- 3/4 cup vegetable oil
- 1 cup flour
- 2 cups chopped onions
- 1/2 cup chopped bell peppers
- 1/2 cup chopped celery
- 1 tablespoon minced garlic
- Salt, to taste
- Cayenne, to taste
- 1/2 pound smoked sausage, such as Andouille or kielbasa, chopped
- 1 teaspoon dried thyme
- 1 teaspoon dried oregano
- 3 quarts turkey broth or chicken stock or store bought low-sodium chicken broth
- 1 quart turkey meat from a roast turkey carcass, at least 1 quart of meat
- 2 tablespoons chopped parsley
- 2 tablespoons chopped green onions
Have lots of leftover turkey? Skip the boring next-day sandwiches and make chef David Slater's hearty turkey gumbo instead.
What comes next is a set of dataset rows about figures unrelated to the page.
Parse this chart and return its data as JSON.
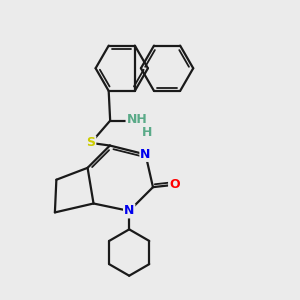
{
  "background_color": "#ebebeb",
  "bond_color": "#1a1a1a",
  "atom_colors": {
    "N": "#0000ee",
    "O": "#ff0000",
    "S": "#cccc00",
    "NH": "#5aaa88",
    "C": "#1a1a1a"
  },
  "figsize": [
    3.0,
    3.0
  ],
  "dpi": 100,
  "lw": 1.6,
  "lw_dbl": 1.3
}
Combine the oil and flour in a large cast-iron pot or enameled cast-iron Dutch oven, over medium heat. Stirring slowly and constantly for 20 to 25 minutes, make a dark brown roux, the color of chocolate.
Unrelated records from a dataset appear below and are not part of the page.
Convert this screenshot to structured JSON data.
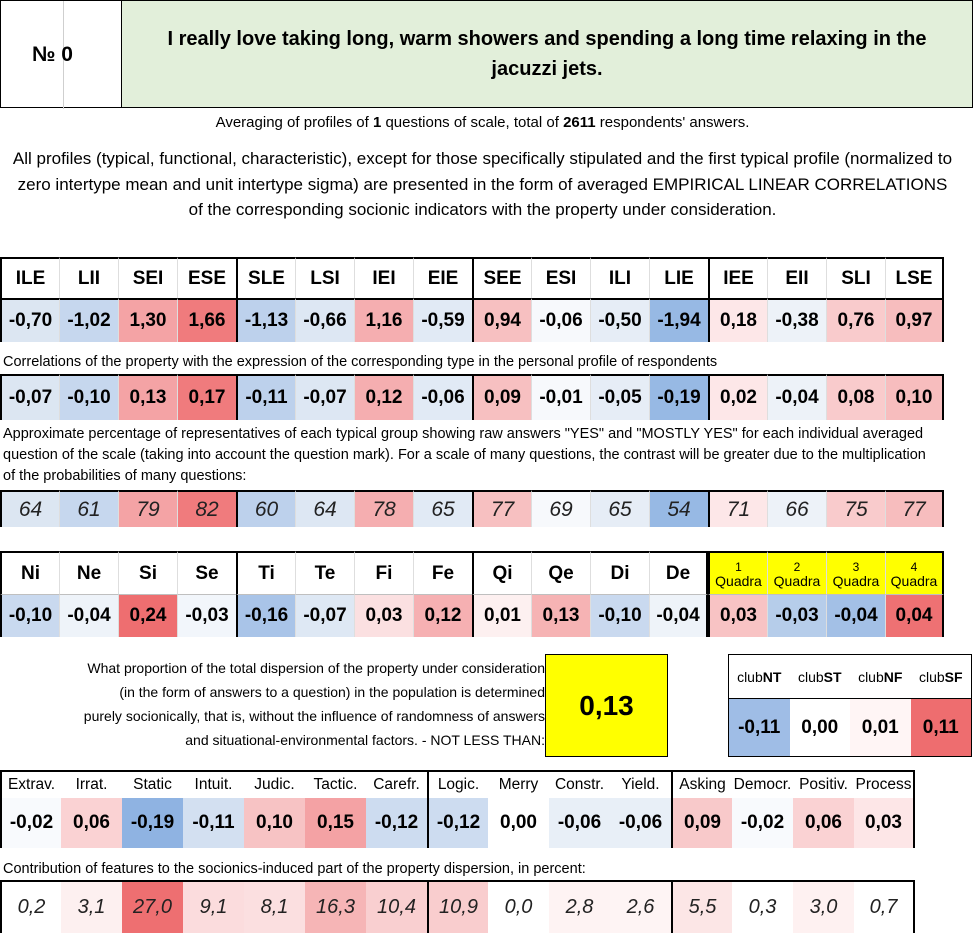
{
  "header": {
    "num_label": "№ 0",
    "title": "I really love taking long, warm showers and spending a long time relaxing in the jacuzzi jets."
  },
  "averaging": {
    "prefix": "Averaging of profiles of ",
    "questions": "1",
    "middle": " questions of scale, total of ",
    "answers": "2611",
    "suffix": " respondents' answers."
  },
  "description": "All profiles (typical, functional, characteristic), except for those specifically stipulated and the first typical profile (normalized to zero intertype mean and unit intertype sigma) are presented in the form of averaged EMPIRICAL LINEAR CORRELATIONS of the corresponding socionic indicators with the property under consideration.",
  "types": {
    "labels": [
      "ILE",
      "LII",
      "SEI",
      "ESE",
      "SLE",
      "LSI",
      "IEI",
      "EIE",
      "SEE",
      "ESI",
      "ILI",
      "LIE",
      "IEE",
      "EII",
      "SLI",
      "LSE"
    ],
    "profile": [
      "-0,70",
      "-1,02",
      "1,30",
      "1,66",
      "-1,13",
      "-0,66",
      "1,16",
      "-0,59",
      "0,94",
      "-0,06",
      "-0,50",
      "-1,94",
      "0,18",
      "-0,38",
      "0,76",
      "0,97"
    ],
    "profile_colors": [
      "#dce6f2",
      "#c6d7ee",
      "#f4a3a5",
      "#f07b7d",
      "#bdd1ec",
      "#dde7f3",
      "#f5aeb0",
      "#e1eaf5",
      "#f7c0c1",
      "#f7f9fc",
      "#e6edf6",
      "#97b9e4",
      "#fde7e8",
      "#edf2f8",
      "#f9cbcc",
      "#f7bdbe"
    ]
  },
  "correlations": {
    "note": "Correlations of the property with the expression of the corresponding type in the personal profile of respondents",
    "values": [
      "-0,07",
      "-0,10",
      "0,13",
      "0,17",
      "-0,11",
      "-0,07",
      "0,12",
      "-0,06",
      "0,09",
      "-0,01",
      "-0,05",
      "-0,19",
      "0,02",
      "-0,04",
      "0,08",
      "0,10"
    ],
    "colors": [
      "#dce6f2",
      "#c6d7ee",
      "#f4a3a5",
      "#f07b7d",
      "#bdd1ec",
      "#dde7f3",
      "#f5aeb0",
      "#e1eaf5",
      "#f7c0c1",
      "#f7f9fc",
      "#e6edf6",
      "#97b9e4",
      "#fde7e8",
      "#edf2f8",
      "#f9cbcc",
      "#f7bdbe"
    ]
  },
  "percentages": {
    "note": "Approximate percentage of representatives of each typical group showing raw answers \"YES\" and \"MOSTLY YES\" for each individual averaged question of the scale (taking into account the question mark). For a scale of many questions, the contrast will be greater due to the multiplication of the probabilities of many questions:",
    "values": [
      "64",
      "61",
      "79",
      "82",
      "60",
      "64",
      "78",
      "65",
      "77",
      "69",
      "65",
      "54",
      "71",
      "66",
      "75",
      "77"
    ],
    "colors": [
      "#dce6f2",
      "#c6d7ee",
      "#f4a3a5",
      "#f07b7d",
      "#bdd1ec",
      "#dde7f3",
      "#f5aeb0",
      "#e1eaf5",
      "#f7c0c1",
      "#f7f9fc",
      "#e6edf6",
      "#97b9e4",
      "#fde7e8",
      "#edf2f8",
      "#f9cbcc",
      "#f7bdbe"
    ]
  },
  "functions": {
    "labels": [
      "Ni",
      "Ne",
      "Si",
      "Se",
      "Ti",
      "Te",
      "Fi",
      "Fe",
      "Qi",
      "Qe",
      "Di",
      "De"
    ],
    "values": [
      "-0,10",
      "-0,04",
      "0,24",
      "-0,03",
      "-0,16",
      "-0,07",
      "0,03",
      "0,12",
      "0,01",
      "0,13",
      "-0,10",
      "-0,04"
    ],
    "colors": [
      "#c9d9ef",
      "#eef3f9",
      "#ee6e70",
      "#f2f6fb",
      "#a9c4e8",
      "#dee8f4",
      "#fbe0e1",
      "#f6b0b2",
      "#fdf0f0",
      "#f6b3b4",
      "#c9d9ef",
      "#eef3f9"
    ]
  },
  "quadras": {
    "nums": [
      "1",
      "2",
      "3",
      "4"
    ],
    "word": "Quadra",
    "values": [
      "0,03",
      "-0,03",
      "-0,04",
      "0,04"
    ],
    "colors": [
      "#f8c3c4",
      "#b6cdea",
      "#a3c0e6",
      "#ee7173"
    ]
  },
  "dispersion": {
    "lines": [
      "What proportion of the total dispersion of the property under consideration",
      "(in the form of answers to a question) in the population is determined",
      "purely socionically, that is, without the influence of randomness of answers",
      "and situational-environmental factors. - NOT LESS THAN:"
    ],
    "value": "0,13"
  },
  "clubs": {
    "prefix": "club",
    "names": [
      "NT",
      "ST",
      "NF",
      "SF"
    ],
    "values": [
      "-0,11",
      "0,00",
      "0,01",
      "0,11"
    ],
    "colors": [
      "#9fbde6",
      "#ffffff",
      "#fff5f5",
      "#ee6d6f"
    ]
  },
  "features": {
    "labels": [
      "Extrav.",
      "Irrat.",
      "Static",
      "Intuit.",
      "Judic.",
      "Tactic.",
      "Carefr.",
      "Logic.",
      "Merry",
      "Constr.",
      "Yield.",
      "Asking",
      "Democr.",
      "Positiv.",
      "Process"
    ],
    "values": [
      "-0,02",
      "0,06",
      "-0,19",
      "-0,11",
      "0,10",
      "0,15",
      "-0,12",
      "-0,12",
      "0,00",
      "-0,06",
      "-0,06",
      "0,09",
      "-0,02",
      "0,06",
      "0,03"
    ],
    "colors": [
      "#f8fafd",
      "#fad2d3",
      "#8fb3e2",
      "#d3e0f1",
      "#f7c3c4",
      "#f4a2a4",
      "#cddcf0",
      "#cddcf0",
      "#ffffff",
      "#e8eff7",
      "#e8eff7",
      "#f8c9ca",
      "#f8fafd",
      "#fad2d3",
      "#fde6e7"
    ],
    "note": "Contribution of features to the sociоnics-induced part of the property dispersion, in percent:",
    "contrib": [
      "0,2",
      "3,1",
      "27,0",
      "9,1",
      "8,1",
      "16,3",
      "10,4",
      "10,9",
      "0,0",
      "2,8",
      "2,6",
      "5,5",
      "0,3",
      "3,0",
      "0,7"
    ],
    "contrib_colors": [
      "#ffffff",
      "#fdf0f0",
      "#ee6f71",
      "#fbdcdd",
      "#fbdfe0",
      "#f6b5b6",
      "#f9cfd0",
      "#f9cdce",
      "#ffffff",
      "#fef3f3",
      "#fef4f4",
      "#fce6e6",
      "#ffffff",
      "#fef1f1",
      "#ffffff"
    ]
  }
}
Season the onions, bell peppers, and celery lightly with salt and cayenne. Add this to the roux and stir until the vegetables are soft, about 5 minutes. Add the sausage, the dried thyme and oregano, and cook, stirring often, for 5 minutes. Add the broth and bring to a boil. Reduce the heat to medium-low and simmer, uncovered, for 45 minutes. Add the reserved turkey meat and cook for 15 to 20 minutes, until flavors have mingled and the turkey meat has softened, but not completely shredded apart. Add the parsley and green onions.
Serve in soup bowls with rice. (File powder can be added at the table according to personal taste.)